Bu sahte kutuplaşmayı aşmanın yolu, haklarımız temelinde birleşmekten geçiyor. Unutmayalım kardeşler, siyasi iktidar ve patronlar sınıfı karşımızda birleşmiş durumda. Ekonomi Bakanı Albayrak’ın açıkladığı Yeni Ekonomi Programı, işçilerin değil patronların programıdır. Kıdem tazminatımız fona devredilerek yok edilmek, BES zorunlu hale getirilmek, emekçilerin sırtındaki vergi yükü daha da ağırlaştırılmak isteniyor. Sermaye sınıfının taleplerini yerine getiren bu siyasi iktidar, milyonlarca EYT’liye kulak tıkıyor. Sadece son bir yılda 1 milyon 376 bin kişi işsizliğin kucağına itildi. Resmi rakamlara göre bile işsiz sayısı 4 milyon 730 bine yükselmiştir. İşsizlik çaresizlik, değersizleşme, psikolojik sorunlar ve toplumsal yıkım demektir.

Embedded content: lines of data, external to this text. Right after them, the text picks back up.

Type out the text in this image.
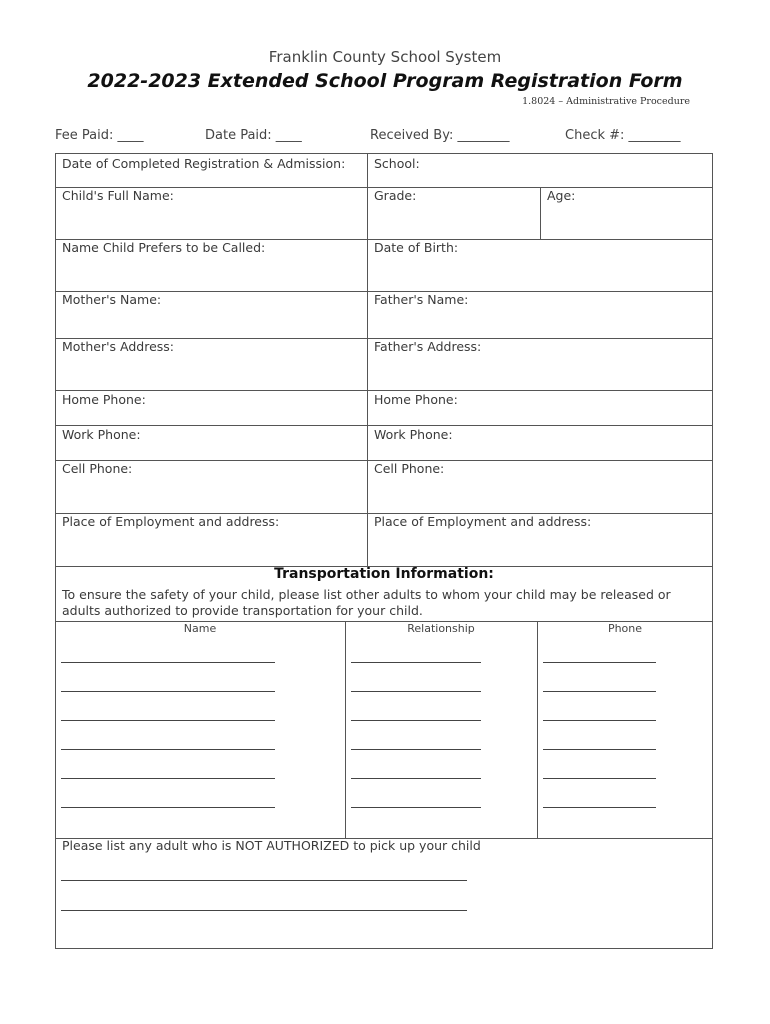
Franklin County School System
2022-2023 Extended School Program Registration Form
1.8024 – Administrative Procedure
Fee Paid: ____	Date Paid: ____	Received By: ________	Check #: ________
Date of Completed Registration & Admission: School:
Child's Full Name:	Grade:	Age:
Name Child Prefers to be Called:	Date of Birth:
Mother's Name:	Father's Name:
Mother's Address:	Father's Address:
Home Phone:	Home Phone:
Work Phone:	Work Phone:
Cell Phone:	Cell Phone:
Place of Employment and address:	Place of Employment and address:
Transportation Information:
To ensure the safety of your child, please list other adults to whom your child may be released or adults authorized to provide transportation for your child.
Name	Relationship	Phone
Please list any adult who is NOT AUTHORIZED to pick up your child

Tüm işçiler olarak sahte kutuplaşmaya ve bu iktidarın haklarımıza saldırmasına HAYIR demeliyiz! Gerçek sorunlarımızın üzerinin örtülmesine izin vermemeliyiz. Biz birleşmeden, omuz omuza vermeden bu gidişata dur diyemeyiz. Bizi birleştirecek olan sınıf kimliğimiz ve sınıf kardeşliğimizidir. Öyleyse işçi sınıfının bayrağı altında toplanalım, örgütlenelim, haklarımız için mücadele edelim!